A risk alarm system and an insurance mechanism have been suggested by 17 advisers to regulate the education training market and prevent financial loss for parents.

Last year, 12,000 education training institutions closed across the country, leaving parents who had prepaid in the lurch, the proposal said.

Easy entry to the market led to businesses that were poorly managed, and some had even used fake promotions to lure parents.

A risk alarm system based on the scale, operation duration, credibility, expansion and financial situation of education training operators is necessary, the proposal said.

Education authorities are suggested to rate operators based on their financial safety, which gives reference to the setting of different levels of deposits they are required to pay, and the rating should be made public and the deposits exclusively supervised, the proposal said.

An insurance mechanism could also be introduced with financial institutions developing products to safeguard consumers' finances as they could get compensation if businesses closed, the proposal said.

A guarantee system should be established to ensure children can be transferred to other institutions in case of a sudden closure, advisers said.

The access threshold for operators based on their financial situation, scale, education experience and credibility should also be raised, the proposal said.

Last month, three Lego Education centers in Shanghai shut down, disappointing hundreds of students.

In October, Webi English closed its branches in Beijing, Shanghai, Chengdu and Guangzhou suddenly due to financial problems.

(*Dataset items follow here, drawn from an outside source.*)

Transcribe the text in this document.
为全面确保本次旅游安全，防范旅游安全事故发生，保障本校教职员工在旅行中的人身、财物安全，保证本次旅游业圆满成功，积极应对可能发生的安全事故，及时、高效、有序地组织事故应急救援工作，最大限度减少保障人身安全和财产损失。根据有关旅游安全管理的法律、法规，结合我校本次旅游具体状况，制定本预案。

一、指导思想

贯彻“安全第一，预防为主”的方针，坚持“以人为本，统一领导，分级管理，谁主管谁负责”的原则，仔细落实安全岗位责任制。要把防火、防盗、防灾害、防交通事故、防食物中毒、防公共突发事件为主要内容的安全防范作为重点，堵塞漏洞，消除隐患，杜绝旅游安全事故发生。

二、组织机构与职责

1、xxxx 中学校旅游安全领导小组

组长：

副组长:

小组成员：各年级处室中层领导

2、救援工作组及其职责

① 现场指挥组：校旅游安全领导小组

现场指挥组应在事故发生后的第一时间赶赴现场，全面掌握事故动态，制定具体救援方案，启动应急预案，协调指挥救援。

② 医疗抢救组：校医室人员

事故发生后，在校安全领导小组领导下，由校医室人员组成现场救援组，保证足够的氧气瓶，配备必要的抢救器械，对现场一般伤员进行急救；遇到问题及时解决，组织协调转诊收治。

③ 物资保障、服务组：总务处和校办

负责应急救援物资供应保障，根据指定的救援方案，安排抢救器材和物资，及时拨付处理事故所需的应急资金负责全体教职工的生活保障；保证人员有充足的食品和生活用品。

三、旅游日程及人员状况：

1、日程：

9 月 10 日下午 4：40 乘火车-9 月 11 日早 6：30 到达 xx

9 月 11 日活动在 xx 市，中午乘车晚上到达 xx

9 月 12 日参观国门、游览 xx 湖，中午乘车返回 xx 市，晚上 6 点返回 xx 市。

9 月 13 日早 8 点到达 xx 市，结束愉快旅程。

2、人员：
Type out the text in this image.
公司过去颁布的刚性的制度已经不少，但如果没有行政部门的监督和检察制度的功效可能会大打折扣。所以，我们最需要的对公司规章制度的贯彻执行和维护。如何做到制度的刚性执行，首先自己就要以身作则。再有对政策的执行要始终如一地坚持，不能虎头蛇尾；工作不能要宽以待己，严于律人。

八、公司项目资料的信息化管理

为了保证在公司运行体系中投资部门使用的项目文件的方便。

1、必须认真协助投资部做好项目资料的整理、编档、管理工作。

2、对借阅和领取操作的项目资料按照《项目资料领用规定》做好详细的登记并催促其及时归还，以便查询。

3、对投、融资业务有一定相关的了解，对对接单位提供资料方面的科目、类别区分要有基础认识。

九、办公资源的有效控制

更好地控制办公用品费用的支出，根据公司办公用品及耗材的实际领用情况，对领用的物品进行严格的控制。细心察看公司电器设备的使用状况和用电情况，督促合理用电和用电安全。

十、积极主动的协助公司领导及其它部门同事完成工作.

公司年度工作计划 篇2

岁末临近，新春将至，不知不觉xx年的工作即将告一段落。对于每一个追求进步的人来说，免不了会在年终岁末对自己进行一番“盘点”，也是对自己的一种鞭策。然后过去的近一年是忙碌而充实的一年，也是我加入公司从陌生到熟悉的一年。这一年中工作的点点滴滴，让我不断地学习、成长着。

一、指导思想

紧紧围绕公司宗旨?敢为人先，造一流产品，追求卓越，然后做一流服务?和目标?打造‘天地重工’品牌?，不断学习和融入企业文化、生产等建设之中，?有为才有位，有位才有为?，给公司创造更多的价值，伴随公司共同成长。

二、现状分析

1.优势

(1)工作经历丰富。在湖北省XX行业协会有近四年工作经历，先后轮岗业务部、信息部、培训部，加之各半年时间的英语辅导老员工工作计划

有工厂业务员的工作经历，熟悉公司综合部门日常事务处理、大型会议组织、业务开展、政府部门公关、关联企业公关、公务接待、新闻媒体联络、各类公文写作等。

Shanghai Consumer Council received 10,915 complaints regarding education services in 2019, an increase of 55.6 percent from the previous year, with foreign language, extracurricular classes and early education angering parents.

Many dishonest education operators dangled promotions to trick consumers into signing long-term contracts at hefty tuition rates, the council said. Some also offered loans to students who couldn't pay up-front course fees.

Other complaints were related to poor facilities, unqualified teachers, shortened courses and difficulties in obtaining refunds, according to the council.

Some schools closed suddenly without providing refunds to students or parents, the council said.